On day four of our trip to Haiti, we got up early because we had a lot to do. We ate breakfast and split into two groups. One group would head to the market for an experience they’ll never forget and the other went to the hardware store to buy the supplies we needed. All around us were a sea of people who continuously walked by like waves coming on shore. Busses, taxis, motorcycles, trucks and cars added to the madness as they weaved in and out of the people.
Upon arriving at the orphanage, we said our hellos to the staff while the kids were in school. It wasn’t long before word got out that we were there. Kids and locals started showing up quickly. We began to work on the things that needed to get done. Not long after, it was time to go to the Roboto feeding center. We packed up and headed over knowing what we were going to, but not understanding what we were about to experience.
As the trucks drove through Gonaives, it was clear we were moving into an area that was so poverty stricken that it made the place where we were working look like a good part of town. Houses were no longer built out of concrete and mortar. These houses were built from scrap wood, tarp and tin. People stared at us as we slowly made our way through the broken roads.
When we arrived at the feeding center, the sound of children singing filled the air. You could hear the joy and anticipation in their voices. The building was simple, yet sufficient. We walked in to see around a hundred children piled on top of each other. Many were seated at a long table while others were stacked three and four deep around the table against the walls. They were excited, but patient as they waited until it was time to eat.

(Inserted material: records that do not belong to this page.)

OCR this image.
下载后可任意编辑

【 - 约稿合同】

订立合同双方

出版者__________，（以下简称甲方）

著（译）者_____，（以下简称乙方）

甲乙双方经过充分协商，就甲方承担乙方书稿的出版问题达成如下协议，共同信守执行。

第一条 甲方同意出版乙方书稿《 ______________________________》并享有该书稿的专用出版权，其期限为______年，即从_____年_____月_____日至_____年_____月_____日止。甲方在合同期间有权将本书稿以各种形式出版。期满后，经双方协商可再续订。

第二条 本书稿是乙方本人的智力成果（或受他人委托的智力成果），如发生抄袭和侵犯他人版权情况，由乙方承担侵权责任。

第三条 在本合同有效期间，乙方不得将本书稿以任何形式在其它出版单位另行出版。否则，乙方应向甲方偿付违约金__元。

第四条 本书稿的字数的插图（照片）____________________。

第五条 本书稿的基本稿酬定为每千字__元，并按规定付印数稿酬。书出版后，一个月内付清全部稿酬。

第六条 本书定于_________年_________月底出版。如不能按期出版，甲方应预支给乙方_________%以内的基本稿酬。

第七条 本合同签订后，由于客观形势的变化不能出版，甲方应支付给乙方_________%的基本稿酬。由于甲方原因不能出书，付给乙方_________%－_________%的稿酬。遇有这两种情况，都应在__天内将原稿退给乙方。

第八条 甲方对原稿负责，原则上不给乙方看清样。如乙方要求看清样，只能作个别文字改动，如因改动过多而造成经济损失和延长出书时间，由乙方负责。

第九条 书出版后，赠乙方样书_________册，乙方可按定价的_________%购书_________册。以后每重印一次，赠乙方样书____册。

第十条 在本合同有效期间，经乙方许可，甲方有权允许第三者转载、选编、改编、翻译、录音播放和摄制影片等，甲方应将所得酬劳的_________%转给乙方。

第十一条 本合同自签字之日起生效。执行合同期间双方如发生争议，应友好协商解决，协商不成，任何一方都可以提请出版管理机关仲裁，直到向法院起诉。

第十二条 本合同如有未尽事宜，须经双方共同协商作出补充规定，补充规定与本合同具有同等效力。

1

All of the children bowed their heads as the prayer over the food was prayed. A shout of “amen” came from the children and the food began to be distributed orderly. Plates with nothing more than beans on top of rice were handed to the kids. They quickly ate and made way for the next group of children to eat. Children with their brothers and sisters fed their siblings first even if they never got a bite. This could be the only meal most of these kids would eat that day.
We headed back to the orphanage with our hearts full. We finished building a cabinet for the kitchen, leveled a table in there too, built a stool, poured a slab of concrete in the stairwell and did various other maintenance. At the end of the day, it was time to say goodbye to these children who had captured our hearts. We gave them pillows, food, supplies and new underwear as we left. The ride back to the guest house was full of tears.
God was able to do exceeding and abundantly more than we thought we could on this trip. I’m not sure whose lives were changed more, theirs or ours. We saw God move and plant seeds on this trip. We got a taste of what God calls true religion. It’s hard to go back to religion as we knew it. This was pure and undefined religion we experienced. Anything less simply won’t do.